Closed kosmitive closed 9 months ago

kosmitive commented 10 months ago

How do we want to interpret the counts in ValuationResult. Currently there are four groups

Personally I like the style of Beta Shapley and would vote for

mdbenito commented 9 months ago

c = number of updates to the value. For marginal-based methods this means marginal evaluations. For other methods, it has other interpretations. That's just what it should be. I could imagine adding this information to the docstrings. That would make a lot of sense and is a good point.

I don't understand your distinction between tmcs and beta shapley. As you know, tmcs is a semivalue and all semivalues are implemented in the same way. Also, in beta-shap and compute_semivalues in general. c is exactly = marginal evaluations for an index. There is no "neighbourhood of" AFAICT.

I don't think your proposal can be implemented because, most importantly, counts are used for the variance estimates, so they must be number of updates to the values.

kosmitive commented 9 months ago
  1. TMC and Classwise iterate over permutations, thus all values have the same number of counts unlike Beta. One value could have used 501 and the other 500 points. On top Beta always calculate both values (imagine cache disables, cache-hits might be very small in practice). Permutation sampling uses len(p)+1 utility evaluations but has len(p) marginal evaluations. Beta has 2 * len(samples) utility and len(samples) marginal evaluations.

  2. Variance is a good point and we need to watch out for that

  3. For Owen sampling: What about intetgrating n_samples factor in the counts, e.g c*n_samples?

  4. The core has utility evaluations, which do not directly map to marginal evaluations and it is unclear how to make them have equal interpretation. But from what I see in the optimization problem: Each sampled set S is used as a constraint. Depending on the samples, v(1) might be included in 200 constraints, whereas v(2) is included in 202 constraints. Shouldn't we include that count into the ValuationResult? But for variance I don't have an interpretation here.

mdbenito commented 9 months ago

What I said was self contradictory and misleading. You are correct that counts does not mean marginal evaluations for all methods, although your analysis is not correct.

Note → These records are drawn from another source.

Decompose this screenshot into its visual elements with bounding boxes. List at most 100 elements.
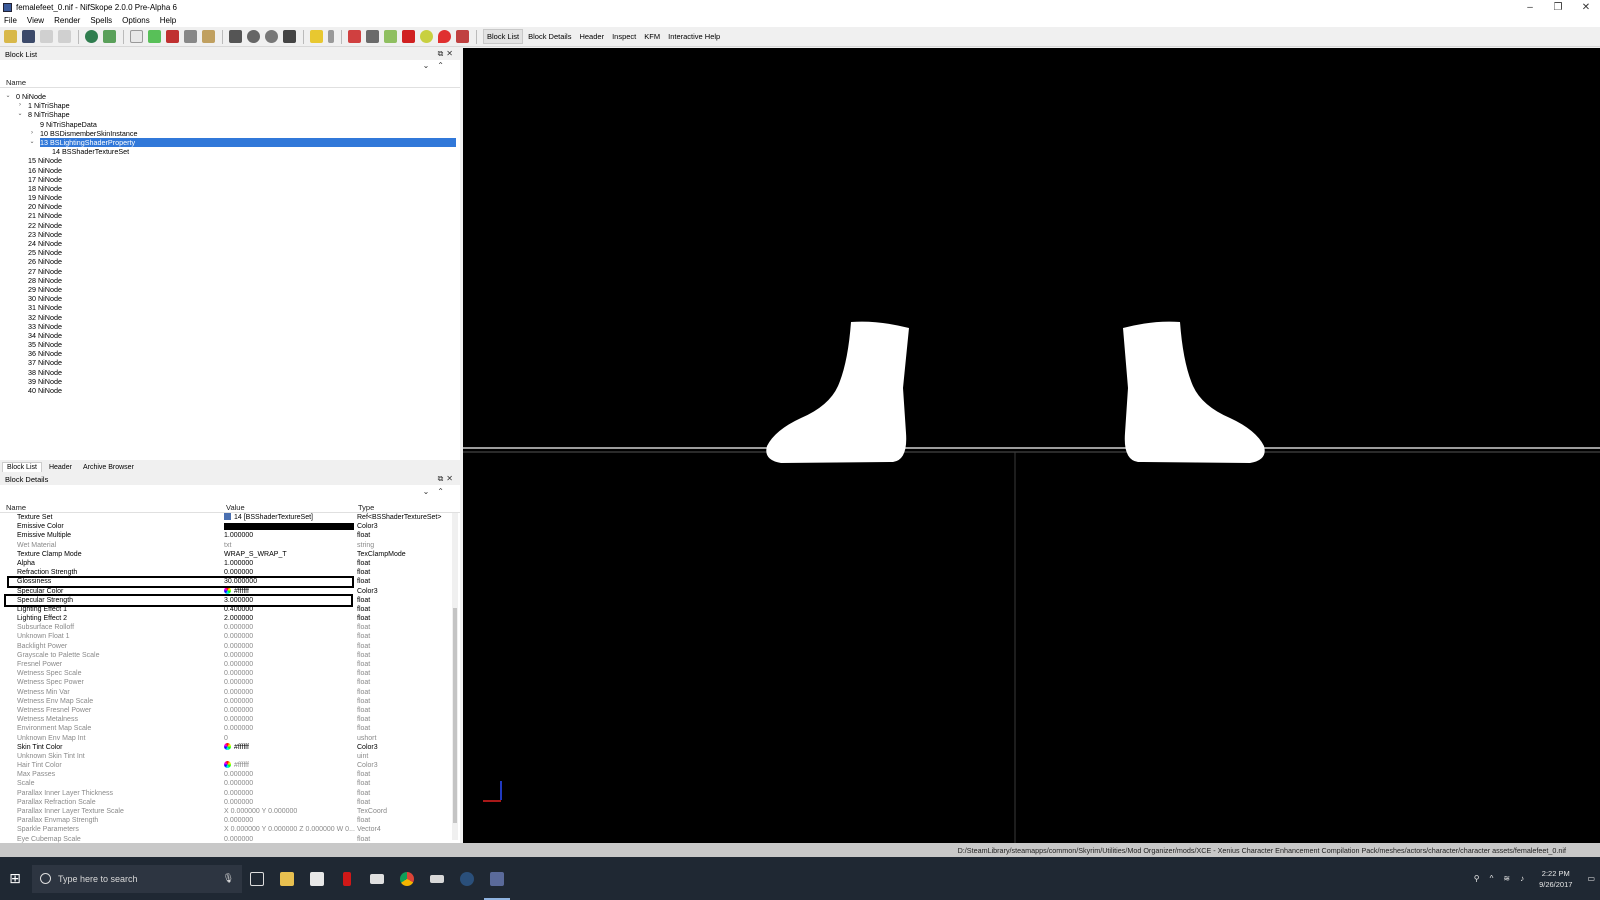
hide-icon[interactable]	[265, 30, 278, 43]
details-row[interactable]: Wetness Spec Power 0.000000 float	[0, 678, 452, 687]
field-value[interactable]: 0.000000	[224, 706, 253, 715]
people-icon[interactable]: ⚲	[1474, 874, 1480, 883]
axes-icon[interactable]	[348, 30, 361, 43]
tree-row[interactable]: 21 NiNode	[0, 211, 460, 220]
tree-row[interactable]: › 10 BSDismemberSkinInstance	[0, 129, 460, 138]
tree-row[interactable]: 31 NiNode	[0, 303, 460, 312]
details-row[interactable]: Emissive Multiple 1.000000 float	[0, 531, 452, 540]
color-value-bar[interactable]	[224, 523, 354, 531]
details-row[interactable]: Wetness Env Map Scale 0.000000 float	[0, 697, 452, 706]
field-value[interactable]: #ffffff	[224, 742, 249, 752]
field-value[interactable]: 0.000000	[224, 779, 253, 788]
constraints-icon[interactable]	[384, 30, 397, 43]
field-value[interactable]: 0.000000	[224, 770, 253, 779]
close-button[interactable]: ✕	[1572, 0, 1600, 14]
field-value[interactable]: 0.000000	[224, 697, 253, 706]
field-value[interactable]: 0.000000	[224, 651, 253, 660]
field-value[interactable]: 0.000000	[224, 724, 253, 733]
tree-row[interactable]: ⌄ 0 NiNode	[0, 92, 460, 101]
field-value[interactable]: 0.000000	[224, 678, 253, 687]
details-row[interactable]: Wetness Min Var 0.000000 float	[0, 688, 452, 697]
menu-view[interactable]: View	[27, 16, 44, 25]
field-value[interactable]: #ffffff	[224, 761, 249, 770]
dock-controls[interactable]: ⧉✕	[438, 49, 456, 59]
tree-row[interactable]: › 1 NiTriShape	[0, 101, 460, 110]
details-row[interactable]: Max Passes 0.000000 float	[0, 770, 452, 779]
tab-kfm[interactable]: KFM	[641, 30, 663, 43]
wireframe-icon[interactable]	[130, 30, 143, 43]
tree-row[interactable]: 36 NiNode	[0, 349, 460, 358]
details-row[interactable]: Scale 0.000000 float	[0, 779, 452, 788]
menu-options[interactable]: Options	[122, 16, 150, 25]
field-value[interactable]: 0.000000	[224, 798, 253, 807]
details-row[interactable]: Emissive Color Color3	[0, 522, 452, 531]
field-value[interactable]: 0.000000	[224, 715, 253, 724]
mail-icon[interactable]	[362, 857, 392, 900]
tree-row[interactable]: 19 NiNode	[0, 193, 460, 202]
details-row[interactable]: Wetness Spec Scale 0.000000 float	[0, 669, 452, 678]
details-row[interactable]: Texture Set 14 [BSShaderTextureSet] Ref<BS…	[0, 513, 452, 522]
mo-icon[interactable]	[422, 857, 452, 900]
field-value[interactable]: 0.000000	[224, 688, 253, 697]
tab-header-bottom[interactable]: Header	[45, 463, 76, 472]
chrome-icon[interactable]	[392, 857, 422, 900]
tree-row[interactable]: 37 NiNode	[0, 358, 460, 367]
details-row[interactable]: Parallax Inner Layer Thickness 0.000000 fl…	[0, 789, 452, 798]
tree-row[interactable]: 27 NiNode	[0, 267, 460, 276]
field-value[interactable]: X 0.000000 Y 0.000000	[224, 807, 297, 816]
tab-inspect[interactable]: Inspect	[609, 30, 639, 43]
nodes-icon[interactable]	[366, 30, 379, 43]
details-row[interactable]: Wetness Metalness 0.000000 float	[0, 715, 452, 724]
expand-collapse-controls[interactable]: ⌄⌃	[423, 61, 452, 70]
details-row[interactable]: Texture Clamp Mode WRAP_S_WRAP_T TexClampM…	[0, 550, 452, 559]
store-icon[interactable]	[302, 857, 332, 900]
field-value[interactable]: 2.000000	[224, 614, 253, 623]
field-value[interactable]: 0.000000	[224, 816, 253, 825]
details-row[interactable]: Parallax Refraction Scale 0.000000 float	[0, 798, 452, 807]
details-row[interactable]: Unknown Float 1 0.000000 float	[0, 632, 452, 641]
havok-icon[interactable]	[402, 30, 415, 43]
microphone-icon[interactable]: 🎙	[223, 873, 234, 884]
nifskope-taskbar-icon[interactable]	[482, 857, 512, 900]
solid-icon[interactable]	[148, 30, 161, 43]
tree-row[interactable]: 33 NiNode	[0, 322, 460, 331]
chevron-down-icon[interactable]: ⌄	[16, 110, 24, 119]
details-row[interactable]: Backlight Power 0.000000 float	[0, 642, 452, 651]
tree-row[interactable]: 9 NiTriShapeData	[0, 120, 460, 129]
tree-row[interactable]: 32 NiNode	[0, 313, 460, 322]
details-scrollbar[interactable]	[452, 513, 458, 840]
chevron-down-icon[interactable]: ⌄	[4, 92, 12, 101]
tab-archive-browser[interactable]: Archive Browser	[79, 463, 138, 472]
field-value[interactable]: 0.000000	[224, 660, 253, 669]
field-value[interactable]: 14 [BSShaderTextureSet]	[224, 513, 313, 522]
tree-row[interactable]: 35 NiNode	[0, 340, 460, 349]
tab-interactive-help[interactable]: Interactive Help	[665, 30, 723, 43]
tray-chevron-icon[interactable]: ^	[1490, 874, 1494, 883]
details-row[interactable]: Subsurface Rolloff 0.000000 float	[0, 623, 452, 632]
volume-icon[interactable]: ♪	[1520, 874, 1524, 883]
details-row[interactable]: Hair Tint Color #ffffff Color3	[0, 761, 452, 770]
details-row[interactable]: Wetness Fresnel Power 0.000000 float	[0, 706, 452, 715]
details-row[interactable]: Unknown Env Map Int 0 ushort	[0, 734, 452, 743]
details-row[interactable]: Skin Tint Color #ffffff Color3	[0, 742, 452, 752]
tab-block-list[interactable]: Block List	[483, 29, 524, 44]
cube-icon[interactable]	[202, 30, 215, 43]
save-icon[interactable]	[22, 30, 35, 43]
minimize-button[interactable]: –	[1516, 0, 1544, 14]
furniture-icon[interactable]	[420, 30, 433, 43]
collision-icon[interactable]	[456, 30, 469, 43]
eye-icon[interactable]	[247, 30, 260, 43]
details-row[interactable]: Parallax Envmap Strength 0.000000 float	[0, 816, 452, 825]
steam-icon[interactable]	[452, 857, 482, 900]
texture-icon[interactable]	[166, 30, 179, 43]
scrollbar-thumb[interactable]	[453, 608, 457, 823]
tree-row[interactable]: 39 NiNode	[0, 377, 460, 386]
globe-icon[interactable]	[85, 30, 98, 43]
skeleton-icon[interactable]	[229, 30, 242, 43]
tree-row[interactable]: 28 NiNode	[0, 276, 460, 285]
details-row[interactable]: Sparkle Parameters X 0.000000 Y 0.000000 …	[0, 825, 452, 834]
tree-row[interactable]: 20 NiNode	[0, 202, 460, 211]
details-row[interactable]: Alpha 1.000000 float	[0, 559, 452, 568]
details-row[interactable]: Grayscale to Palette Scale 0.000000 float	[0, 651, 452, 660]
grid-icon[interactable]	[103, 30, 116, 43]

There are as many marginal evaluations as updates to the value for all marginal methods, irrespective of sampler (Note btw that betashap is sampler independent). Caching doesn't play a role, as doesn't the number of utility evaluations. Yes, this affects performance, but it's not what ValuationResult.counts counts. It is used for variance estimates in MC. As such it is exactly "number of updates to the Monte Carlo estimate". This is why it is set to 1 in LC, and to the number of outer integral evaluations for Owen. Because it is used to compute the standard error of the mean, one cannot simply change it for Owen to include the inner integral because that is using a uniform quadrature rule, and there is no good number for LC.

Maybe what you are missing is a way of keeping track of utility evaluations for performance comparisons? We can't do this within Utility because it's evaluated in parallel. We could add a new field to the result with "number of times that an index has appeared as argument of the utility".

kosmitive commented 9 months ago

Okay got it. Indeed for the variance it doesn't make sense for LC and Owen.

Adding a second count variable might help, but I don't need access to it now. Currently algorithms terminate after a fixed number of steps and I pre-calculate how many evaluations happen to set them accordingly.